Les médecins le savent. Et ils ne le méprisent pas. Si ce mouvement existe aujourd’hui, ce n’est ni par confort, ni par désinvolture à l’égard des patients. La grande majorité des médecins libéraux n’ont jamais cessé de soigner, même quand cela devenait difficile, même quand cela n’était plus soutenable. S’ils en arrivent là, c’est parce qu’ils ont le sentiment profond que le système de santé tel qu’il fonctionne aujourd’hui n’est plus en mesure de vous garantir, demain, l’accès aux soins que vous êtes en droit d’attendre.
Une crise qui vous concerne directement
Ce que vivent les médecins, vous le ressentez déjà :
- Des délais de rendez-vous plus longs
- Des cabinets qui ferment
- Des urgences saturées
- Des parcours de soins de plus en plus compliqués.
Il ne s’agit pas seulement d’un problème de nombre de médecins. Il s’agit d’un système qui n’a pas suffisamment investi dans le soin de proximité, dans la coordination, dans la prévention. Un système qui repose trop sur l’hôpital, alors que l’essentiel de la prise en charge devrait se faire près de chez vous, avec les professionnels que vous connaissez.
Pourquoi une grève ?
Parce que depuis trop longtemps, les alertes n’ont pas été entendues. Parce que les réformes se succèdent sans vision d’ensemble.
Parce que la confiance s’est érodée entre les soignants et les décideurs.
La grève n’est pas une fin en soi. C’est un signal, un appel à regarder la réalité en face avant qu’il ne soit trop tard.
Ce que les médecins défendent, au fond
Ils défendent un système où votre médecin traitant, votre pharmacien, votre infirmier puissent travailler ensemble, de manière coordonnée. Un système où les consultations complexes, celles qui demandent du temps, de l’écoute et de l’expertise, soient reconnues. Un système où l’hôpital se concentre sur les situations les plus graves, et où la médecine de ville redevienne la porte d’entrée naturelle des soins.
Un engagement intact
Les médecins comprennent votre incompréhension, parfois votre colère. Ils savent que cette situation est difficile pour vous.

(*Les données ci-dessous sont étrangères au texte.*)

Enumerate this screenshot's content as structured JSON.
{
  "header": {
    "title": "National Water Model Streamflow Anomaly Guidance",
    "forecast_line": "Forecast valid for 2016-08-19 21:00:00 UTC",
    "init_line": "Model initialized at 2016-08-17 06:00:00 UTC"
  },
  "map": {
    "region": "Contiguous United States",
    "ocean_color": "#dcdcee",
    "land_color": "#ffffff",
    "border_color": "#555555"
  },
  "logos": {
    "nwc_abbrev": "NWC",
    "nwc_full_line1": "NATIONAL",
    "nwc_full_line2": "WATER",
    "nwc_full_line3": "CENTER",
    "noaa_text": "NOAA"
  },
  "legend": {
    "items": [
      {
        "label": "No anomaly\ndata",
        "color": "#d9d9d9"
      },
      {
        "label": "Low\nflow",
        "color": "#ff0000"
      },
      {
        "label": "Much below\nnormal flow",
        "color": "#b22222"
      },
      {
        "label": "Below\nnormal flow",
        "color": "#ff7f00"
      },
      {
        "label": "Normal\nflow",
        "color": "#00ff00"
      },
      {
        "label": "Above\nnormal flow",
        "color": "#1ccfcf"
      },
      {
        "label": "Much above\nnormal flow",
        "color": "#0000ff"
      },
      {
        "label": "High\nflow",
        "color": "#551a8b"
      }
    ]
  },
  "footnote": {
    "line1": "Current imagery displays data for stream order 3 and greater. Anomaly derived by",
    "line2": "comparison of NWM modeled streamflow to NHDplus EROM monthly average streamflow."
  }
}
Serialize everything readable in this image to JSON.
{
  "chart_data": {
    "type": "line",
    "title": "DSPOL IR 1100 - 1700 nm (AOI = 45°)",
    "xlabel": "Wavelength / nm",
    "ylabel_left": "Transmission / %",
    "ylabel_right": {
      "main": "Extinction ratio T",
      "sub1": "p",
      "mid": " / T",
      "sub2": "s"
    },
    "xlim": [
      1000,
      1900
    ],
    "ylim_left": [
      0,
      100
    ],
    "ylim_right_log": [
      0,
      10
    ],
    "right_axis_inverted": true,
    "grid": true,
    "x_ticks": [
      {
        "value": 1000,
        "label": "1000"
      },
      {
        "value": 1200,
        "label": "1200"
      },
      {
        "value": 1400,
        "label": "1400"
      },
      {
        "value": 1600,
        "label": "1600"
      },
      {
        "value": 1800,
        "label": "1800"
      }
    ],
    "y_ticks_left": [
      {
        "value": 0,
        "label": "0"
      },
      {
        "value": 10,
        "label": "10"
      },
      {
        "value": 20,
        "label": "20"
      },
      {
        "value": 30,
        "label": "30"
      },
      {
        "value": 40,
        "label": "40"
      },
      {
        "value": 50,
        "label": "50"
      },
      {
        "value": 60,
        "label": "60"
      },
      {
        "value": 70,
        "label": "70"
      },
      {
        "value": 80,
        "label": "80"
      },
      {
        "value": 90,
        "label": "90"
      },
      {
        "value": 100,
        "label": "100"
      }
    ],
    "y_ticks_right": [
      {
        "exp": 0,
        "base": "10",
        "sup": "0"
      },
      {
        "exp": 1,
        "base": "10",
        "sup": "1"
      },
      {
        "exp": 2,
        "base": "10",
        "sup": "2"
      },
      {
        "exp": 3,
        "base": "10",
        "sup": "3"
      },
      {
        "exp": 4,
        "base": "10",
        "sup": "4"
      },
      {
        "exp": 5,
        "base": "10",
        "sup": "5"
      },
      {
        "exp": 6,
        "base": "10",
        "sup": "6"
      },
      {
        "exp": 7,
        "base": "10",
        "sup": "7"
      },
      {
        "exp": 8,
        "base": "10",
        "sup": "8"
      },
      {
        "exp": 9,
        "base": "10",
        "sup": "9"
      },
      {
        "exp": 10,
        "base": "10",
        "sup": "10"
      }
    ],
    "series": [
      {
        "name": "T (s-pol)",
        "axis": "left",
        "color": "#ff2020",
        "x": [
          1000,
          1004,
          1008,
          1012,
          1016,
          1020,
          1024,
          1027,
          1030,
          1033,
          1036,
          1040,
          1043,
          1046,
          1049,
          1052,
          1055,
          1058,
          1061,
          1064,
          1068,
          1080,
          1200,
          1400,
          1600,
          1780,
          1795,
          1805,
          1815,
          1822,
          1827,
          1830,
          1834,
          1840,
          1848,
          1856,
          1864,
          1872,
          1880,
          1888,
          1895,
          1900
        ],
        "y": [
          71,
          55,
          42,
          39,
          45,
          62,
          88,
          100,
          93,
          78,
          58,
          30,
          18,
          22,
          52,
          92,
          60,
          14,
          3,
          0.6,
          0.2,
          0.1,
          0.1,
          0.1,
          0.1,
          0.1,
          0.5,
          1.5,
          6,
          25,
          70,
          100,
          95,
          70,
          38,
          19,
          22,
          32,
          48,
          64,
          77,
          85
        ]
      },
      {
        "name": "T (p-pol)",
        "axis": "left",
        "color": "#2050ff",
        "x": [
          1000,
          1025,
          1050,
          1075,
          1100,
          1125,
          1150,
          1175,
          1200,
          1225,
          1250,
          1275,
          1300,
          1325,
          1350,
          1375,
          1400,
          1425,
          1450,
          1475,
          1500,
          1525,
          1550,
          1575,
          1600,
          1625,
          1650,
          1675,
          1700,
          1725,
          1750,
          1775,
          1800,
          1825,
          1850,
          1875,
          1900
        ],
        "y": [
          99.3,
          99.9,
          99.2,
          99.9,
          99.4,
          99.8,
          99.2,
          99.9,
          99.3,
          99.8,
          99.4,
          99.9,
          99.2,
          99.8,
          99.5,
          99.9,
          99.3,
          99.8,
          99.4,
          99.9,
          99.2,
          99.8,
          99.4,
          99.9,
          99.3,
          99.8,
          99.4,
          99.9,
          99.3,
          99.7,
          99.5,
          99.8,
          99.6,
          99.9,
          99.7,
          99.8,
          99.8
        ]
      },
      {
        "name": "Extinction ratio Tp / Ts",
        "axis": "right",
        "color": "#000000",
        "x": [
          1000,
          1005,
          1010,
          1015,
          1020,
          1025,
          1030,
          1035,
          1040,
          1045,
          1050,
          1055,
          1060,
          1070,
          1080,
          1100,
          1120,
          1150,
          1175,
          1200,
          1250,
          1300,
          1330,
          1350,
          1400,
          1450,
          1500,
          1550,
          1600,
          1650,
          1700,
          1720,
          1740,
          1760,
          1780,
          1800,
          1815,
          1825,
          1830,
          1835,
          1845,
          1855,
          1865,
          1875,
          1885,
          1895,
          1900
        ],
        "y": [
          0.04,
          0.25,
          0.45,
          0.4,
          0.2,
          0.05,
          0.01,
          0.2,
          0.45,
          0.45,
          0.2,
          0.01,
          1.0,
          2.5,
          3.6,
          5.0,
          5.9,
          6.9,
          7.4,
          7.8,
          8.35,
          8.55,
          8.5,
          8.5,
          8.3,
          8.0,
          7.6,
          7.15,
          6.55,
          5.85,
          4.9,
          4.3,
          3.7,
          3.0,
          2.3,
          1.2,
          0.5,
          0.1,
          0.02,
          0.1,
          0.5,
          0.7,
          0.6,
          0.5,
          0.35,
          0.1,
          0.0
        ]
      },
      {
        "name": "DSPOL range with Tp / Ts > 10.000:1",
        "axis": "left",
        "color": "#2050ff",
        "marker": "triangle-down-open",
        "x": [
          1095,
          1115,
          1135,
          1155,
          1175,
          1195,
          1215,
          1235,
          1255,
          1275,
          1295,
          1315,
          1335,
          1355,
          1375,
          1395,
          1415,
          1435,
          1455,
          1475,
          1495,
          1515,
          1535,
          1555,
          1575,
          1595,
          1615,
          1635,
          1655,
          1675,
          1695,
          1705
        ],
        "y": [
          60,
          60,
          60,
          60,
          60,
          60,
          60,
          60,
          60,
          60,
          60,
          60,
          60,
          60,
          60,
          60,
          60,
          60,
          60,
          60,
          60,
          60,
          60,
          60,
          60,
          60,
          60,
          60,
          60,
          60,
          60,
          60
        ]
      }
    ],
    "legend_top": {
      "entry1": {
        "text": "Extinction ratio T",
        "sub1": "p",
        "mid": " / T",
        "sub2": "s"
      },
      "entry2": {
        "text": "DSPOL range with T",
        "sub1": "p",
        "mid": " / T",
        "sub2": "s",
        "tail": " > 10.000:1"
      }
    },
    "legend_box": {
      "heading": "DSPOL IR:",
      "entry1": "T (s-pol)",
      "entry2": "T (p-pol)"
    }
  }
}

Mais ils veulent que vous sachiez une chose : ce combat n’est pas contre les patients. Il est mené pour préserver, demain, votre accès aux soins, partout sur le territoire.
Vous êtes en droit de comprendre. Et vous êtes en droit d’attendre que le système de santé se réforme avec sérieux, courage et respect de celles et ceux qui le font vivre.
C’est à cette condition seulement que la confiance pourra être restaurée.